Her Private Hell was presented out of competition at the 79th Cannes Film Festival on 18 May 2026, receiving between a 7 to 12-minute standing ovation. However, there were some walkouts throughout the screening, allegedly due to boredom.

It was theatrically released in the United States by Neon on 24 July 2026, with plans to be shown across 800–1,200 screens. It was ultimately shown on 675 screens. Scanbox Entertainment has scheduled the film to be released in Denmark on 15 October.

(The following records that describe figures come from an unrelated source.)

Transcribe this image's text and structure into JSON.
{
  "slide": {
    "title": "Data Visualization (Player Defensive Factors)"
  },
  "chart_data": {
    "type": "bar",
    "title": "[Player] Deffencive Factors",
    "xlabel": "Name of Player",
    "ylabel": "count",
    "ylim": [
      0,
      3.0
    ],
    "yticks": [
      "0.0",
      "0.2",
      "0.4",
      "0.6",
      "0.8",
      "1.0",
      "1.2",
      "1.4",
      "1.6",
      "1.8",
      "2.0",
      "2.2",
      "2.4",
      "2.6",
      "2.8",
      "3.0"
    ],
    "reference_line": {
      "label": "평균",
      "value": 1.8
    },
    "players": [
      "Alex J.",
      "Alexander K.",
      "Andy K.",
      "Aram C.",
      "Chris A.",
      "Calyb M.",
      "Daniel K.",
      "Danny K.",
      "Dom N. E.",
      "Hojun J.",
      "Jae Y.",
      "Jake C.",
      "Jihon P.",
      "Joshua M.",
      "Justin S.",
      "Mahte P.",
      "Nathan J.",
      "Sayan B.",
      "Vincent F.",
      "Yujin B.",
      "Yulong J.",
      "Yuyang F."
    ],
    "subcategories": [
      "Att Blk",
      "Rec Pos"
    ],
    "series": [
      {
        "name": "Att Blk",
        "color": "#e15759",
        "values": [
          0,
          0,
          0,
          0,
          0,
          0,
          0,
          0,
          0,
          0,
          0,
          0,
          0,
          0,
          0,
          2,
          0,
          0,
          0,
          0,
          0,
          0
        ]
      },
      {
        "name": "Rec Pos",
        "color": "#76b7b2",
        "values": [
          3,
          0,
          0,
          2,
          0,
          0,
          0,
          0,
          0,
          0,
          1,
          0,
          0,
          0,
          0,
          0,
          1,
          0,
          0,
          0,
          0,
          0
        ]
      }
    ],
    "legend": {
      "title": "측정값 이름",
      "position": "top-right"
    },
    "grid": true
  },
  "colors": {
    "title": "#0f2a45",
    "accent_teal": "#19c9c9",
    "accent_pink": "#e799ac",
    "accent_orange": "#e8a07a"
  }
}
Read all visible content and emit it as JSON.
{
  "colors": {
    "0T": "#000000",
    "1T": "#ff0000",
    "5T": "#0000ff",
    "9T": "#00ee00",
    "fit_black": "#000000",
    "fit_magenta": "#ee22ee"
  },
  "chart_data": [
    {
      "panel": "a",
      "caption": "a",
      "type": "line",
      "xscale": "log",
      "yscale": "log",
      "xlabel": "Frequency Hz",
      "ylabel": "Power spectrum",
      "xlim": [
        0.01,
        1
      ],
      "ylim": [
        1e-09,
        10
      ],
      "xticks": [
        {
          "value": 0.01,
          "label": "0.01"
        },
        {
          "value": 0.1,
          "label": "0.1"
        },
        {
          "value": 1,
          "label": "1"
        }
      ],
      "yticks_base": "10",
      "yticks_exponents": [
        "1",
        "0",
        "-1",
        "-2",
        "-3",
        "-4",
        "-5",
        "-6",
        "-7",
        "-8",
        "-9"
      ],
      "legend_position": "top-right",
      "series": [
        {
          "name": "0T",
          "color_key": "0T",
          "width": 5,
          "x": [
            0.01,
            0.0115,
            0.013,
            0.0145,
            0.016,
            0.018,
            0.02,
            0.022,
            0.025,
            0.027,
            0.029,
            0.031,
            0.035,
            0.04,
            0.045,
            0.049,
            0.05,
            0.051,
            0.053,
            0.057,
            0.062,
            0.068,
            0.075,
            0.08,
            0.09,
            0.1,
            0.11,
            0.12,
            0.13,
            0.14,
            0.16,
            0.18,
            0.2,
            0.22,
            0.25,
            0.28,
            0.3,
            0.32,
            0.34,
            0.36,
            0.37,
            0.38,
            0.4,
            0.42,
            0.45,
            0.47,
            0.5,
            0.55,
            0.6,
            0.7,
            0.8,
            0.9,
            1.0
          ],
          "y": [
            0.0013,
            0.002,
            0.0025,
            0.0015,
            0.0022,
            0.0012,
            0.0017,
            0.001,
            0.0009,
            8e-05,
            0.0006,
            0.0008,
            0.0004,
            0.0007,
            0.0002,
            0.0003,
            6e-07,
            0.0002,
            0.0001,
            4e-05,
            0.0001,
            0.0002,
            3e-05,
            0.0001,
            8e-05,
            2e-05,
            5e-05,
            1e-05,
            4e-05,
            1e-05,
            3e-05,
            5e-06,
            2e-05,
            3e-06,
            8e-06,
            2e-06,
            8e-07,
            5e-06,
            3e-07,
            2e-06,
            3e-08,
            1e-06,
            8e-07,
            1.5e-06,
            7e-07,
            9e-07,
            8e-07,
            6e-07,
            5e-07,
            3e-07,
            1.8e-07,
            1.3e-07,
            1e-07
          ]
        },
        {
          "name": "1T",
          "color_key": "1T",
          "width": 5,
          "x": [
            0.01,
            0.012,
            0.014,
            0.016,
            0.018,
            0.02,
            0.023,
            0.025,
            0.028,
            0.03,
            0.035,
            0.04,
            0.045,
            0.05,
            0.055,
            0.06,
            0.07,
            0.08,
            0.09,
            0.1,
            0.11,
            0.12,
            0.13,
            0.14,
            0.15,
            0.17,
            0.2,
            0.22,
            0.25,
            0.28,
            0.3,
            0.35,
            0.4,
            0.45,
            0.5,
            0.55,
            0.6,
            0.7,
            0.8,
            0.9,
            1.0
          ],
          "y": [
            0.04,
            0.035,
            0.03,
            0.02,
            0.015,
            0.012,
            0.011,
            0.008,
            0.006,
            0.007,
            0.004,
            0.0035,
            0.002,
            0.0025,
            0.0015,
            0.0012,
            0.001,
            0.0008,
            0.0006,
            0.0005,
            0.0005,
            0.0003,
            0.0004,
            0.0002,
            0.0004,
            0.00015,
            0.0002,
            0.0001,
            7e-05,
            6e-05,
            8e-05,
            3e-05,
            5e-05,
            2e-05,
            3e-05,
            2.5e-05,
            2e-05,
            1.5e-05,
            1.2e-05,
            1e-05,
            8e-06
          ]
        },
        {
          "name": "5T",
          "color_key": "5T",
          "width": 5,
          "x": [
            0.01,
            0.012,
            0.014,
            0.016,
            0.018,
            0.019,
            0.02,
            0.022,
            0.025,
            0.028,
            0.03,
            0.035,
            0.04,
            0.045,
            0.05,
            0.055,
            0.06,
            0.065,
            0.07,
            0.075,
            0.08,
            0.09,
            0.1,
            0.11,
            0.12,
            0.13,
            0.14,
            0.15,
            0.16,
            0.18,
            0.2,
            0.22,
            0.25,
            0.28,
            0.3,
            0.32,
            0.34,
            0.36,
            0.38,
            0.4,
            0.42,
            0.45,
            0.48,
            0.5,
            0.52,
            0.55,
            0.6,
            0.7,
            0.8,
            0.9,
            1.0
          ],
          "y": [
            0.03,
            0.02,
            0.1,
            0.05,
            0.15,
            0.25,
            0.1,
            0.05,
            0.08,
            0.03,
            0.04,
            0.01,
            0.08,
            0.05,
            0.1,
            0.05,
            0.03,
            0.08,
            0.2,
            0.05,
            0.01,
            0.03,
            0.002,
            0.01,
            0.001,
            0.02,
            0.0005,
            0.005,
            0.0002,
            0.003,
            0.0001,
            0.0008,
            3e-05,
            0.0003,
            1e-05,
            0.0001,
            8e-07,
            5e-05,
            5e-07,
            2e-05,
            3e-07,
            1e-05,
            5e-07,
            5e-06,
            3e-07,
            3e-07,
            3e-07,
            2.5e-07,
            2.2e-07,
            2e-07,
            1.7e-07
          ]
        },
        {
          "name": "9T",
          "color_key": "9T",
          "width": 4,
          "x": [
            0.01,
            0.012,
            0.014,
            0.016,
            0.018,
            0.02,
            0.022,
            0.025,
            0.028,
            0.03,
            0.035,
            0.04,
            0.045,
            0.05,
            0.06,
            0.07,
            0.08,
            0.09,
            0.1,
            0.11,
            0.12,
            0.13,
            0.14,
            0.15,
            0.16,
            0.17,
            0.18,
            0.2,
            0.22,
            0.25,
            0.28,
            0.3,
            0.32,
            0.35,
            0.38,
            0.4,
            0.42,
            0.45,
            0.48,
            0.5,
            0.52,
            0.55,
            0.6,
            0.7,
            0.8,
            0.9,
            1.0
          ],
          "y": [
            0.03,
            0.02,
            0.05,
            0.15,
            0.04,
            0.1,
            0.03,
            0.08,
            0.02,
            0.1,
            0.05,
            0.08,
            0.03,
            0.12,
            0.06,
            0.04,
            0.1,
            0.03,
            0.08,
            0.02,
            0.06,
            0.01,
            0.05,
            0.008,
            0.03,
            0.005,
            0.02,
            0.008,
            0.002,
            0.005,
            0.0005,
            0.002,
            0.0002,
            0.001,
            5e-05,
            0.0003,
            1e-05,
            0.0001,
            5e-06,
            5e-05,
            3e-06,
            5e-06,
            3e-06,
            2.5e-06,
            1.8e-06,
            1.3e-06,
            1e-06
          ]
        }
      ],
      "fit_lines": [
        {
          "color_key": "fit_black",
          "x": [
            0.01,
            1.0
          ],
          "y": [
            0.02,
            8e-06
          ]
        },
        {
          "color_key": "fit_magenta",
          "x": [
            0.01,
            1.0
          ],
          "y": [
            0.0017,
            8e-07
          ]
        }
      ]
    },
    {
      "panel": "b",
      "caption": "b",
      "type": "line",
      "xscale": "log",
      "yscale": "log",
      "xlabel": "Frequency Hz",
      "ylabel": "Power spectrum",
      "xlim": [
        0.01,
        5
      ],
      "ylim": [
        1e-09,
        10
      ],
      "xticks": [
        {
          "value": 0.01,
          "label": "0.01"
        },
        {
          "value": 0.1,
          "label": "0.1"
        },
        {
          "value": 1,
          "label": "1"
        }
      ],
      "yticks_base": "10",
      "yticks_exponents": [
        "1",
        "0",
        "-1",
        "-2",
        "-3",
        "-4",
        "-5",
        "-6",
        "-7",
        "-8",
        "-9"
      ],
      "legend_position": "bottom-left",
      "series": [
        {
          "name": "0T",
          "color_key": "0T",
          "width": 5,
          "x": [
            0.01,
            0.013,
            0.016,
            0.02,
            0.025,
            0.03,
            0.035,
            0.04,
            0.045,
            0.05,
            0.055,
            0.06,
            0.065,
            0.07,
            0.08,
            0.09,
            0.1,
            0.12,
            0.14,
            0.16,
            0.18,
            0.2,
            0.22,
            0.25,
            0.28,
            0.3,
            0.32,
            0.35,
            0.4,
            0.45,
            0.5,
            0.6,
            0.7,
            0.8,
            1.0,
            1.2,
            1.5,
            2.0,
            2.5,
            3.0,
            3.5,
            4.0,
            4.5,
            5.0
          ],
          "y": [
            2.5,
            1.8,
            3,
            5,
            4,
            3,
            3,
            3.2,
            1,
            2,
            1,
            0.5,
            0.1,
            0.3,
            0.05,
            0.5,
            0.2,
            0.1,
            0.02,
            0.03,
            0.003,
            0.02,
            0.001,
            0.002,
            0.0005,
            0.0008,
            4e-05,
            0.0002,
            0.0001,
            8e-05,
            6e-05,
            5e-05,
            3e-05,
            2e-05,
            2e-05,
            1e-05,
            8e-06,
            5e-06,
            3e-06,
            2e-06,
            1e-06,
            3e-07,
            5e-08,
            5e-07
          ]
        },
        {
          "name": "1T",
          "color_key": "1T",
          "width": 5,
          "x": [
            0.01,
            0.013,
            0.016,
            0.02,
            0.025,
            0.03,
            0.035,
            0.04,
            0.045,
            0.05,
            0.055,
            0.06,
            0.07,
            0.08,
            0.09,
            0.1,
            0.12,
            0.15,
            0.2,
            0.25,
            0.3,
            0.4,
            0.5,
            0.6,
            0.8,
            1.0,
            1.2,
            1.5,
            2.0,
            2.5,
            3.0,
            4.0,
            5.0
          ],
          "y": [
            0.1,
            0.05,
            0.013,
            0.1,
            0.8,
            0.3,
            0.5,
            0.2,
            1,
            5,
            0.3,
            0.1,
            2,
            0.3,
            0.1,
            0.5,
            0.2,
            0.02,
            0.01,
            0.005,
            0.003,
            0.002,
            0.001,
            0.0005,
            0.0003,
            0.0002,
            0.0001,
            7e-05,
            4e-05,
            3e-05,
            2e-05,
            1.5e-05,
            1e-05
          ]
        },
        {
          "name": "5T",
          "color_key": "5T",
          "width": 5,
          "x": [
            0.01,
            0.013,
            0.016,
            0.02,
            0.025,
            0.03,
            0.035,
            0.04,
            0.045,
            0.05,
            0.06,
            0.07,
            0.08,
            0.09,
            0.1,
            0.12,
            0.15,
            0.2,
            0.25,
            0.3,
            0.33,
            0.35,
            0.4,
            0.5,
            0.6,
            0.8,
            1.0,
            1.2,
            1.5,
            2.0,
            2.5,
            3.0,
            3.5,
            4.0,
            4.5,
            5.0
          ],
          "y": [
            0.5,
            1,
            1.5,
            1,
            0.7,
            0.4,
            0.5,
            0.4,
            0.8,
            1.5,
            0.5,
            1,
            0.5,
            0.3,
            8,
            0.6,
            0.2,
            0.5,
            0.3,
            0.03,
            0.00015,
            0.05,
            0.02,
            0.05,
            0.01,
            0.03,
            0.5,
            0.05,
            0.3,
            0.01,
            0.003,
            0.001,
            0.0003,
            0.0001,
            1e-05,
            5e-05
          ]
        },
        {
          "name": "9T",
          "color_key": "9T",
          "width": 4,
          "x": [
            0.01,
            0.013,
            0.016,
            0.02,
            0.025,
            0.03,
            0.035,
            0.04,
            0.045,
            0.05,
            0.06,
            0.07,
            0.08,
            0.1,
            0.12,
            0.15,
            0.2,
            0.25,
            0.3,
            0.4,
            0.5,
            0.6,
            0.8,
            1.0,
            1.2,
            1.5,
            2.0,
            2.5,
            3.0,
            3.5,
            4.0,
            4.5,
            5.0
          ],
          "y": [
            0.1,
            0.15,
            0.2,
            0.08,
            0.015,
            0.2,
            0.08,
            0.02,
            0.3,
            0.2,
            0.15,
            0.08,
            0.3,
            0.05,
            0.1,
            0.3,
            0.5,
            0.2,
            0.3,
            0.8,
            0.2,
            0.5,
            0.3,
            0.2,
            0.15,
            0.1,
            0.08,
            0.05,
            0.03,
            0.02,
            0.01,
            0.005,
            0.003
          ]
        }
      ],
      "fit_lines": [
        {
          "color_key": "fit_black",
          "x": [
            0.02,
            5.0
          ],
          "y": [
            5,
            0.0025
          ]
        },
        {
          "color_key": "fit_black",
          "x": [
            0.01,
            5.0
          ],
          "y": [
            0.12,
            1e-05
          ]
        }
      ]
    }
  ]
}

In March 2026, Mubi acquired distribution rights from Neon International for the United Kingdom and Ireland, Italy, Spain, and Latin America.

== Reception ==

=== Box office ===
It grossed $530k in its opening weekend in the United States, across 675 screens.

=== Critical response ===
 Metacritic, which uses a weighted average, assigned the film a score of 44 out of 100, based on 28 critics, indicating "mixed or average" reviews.

In a positive review for TheWrap, Chase Hutchinson deemed Thatcher's performance her "most daring yet", comparing it to Jack Nicholson's performance in The Shining at times. He also warned viewers that if they disliked Refn's past work, they "will likely be incredibly put off and alienated by everything playing out". Jordan Mintzer from The Hollywood Reporter wrote, "NWR does give us a warning early on when he has one of his characters only half-ironically claim: 'This movie's gonna be hell.' But that doesn't make watching Her Private Hell any less hellish". He did praise the lead cast performances, cinematography, production design, and homages to classic slasher directors like Dario Argento and Brian De Palma.

Owen Gleiberman of Variety wrote, "Her Private Hell is a disaster, but even that's part of its hipster factor. The film practically announces that it's too cool to be coherent".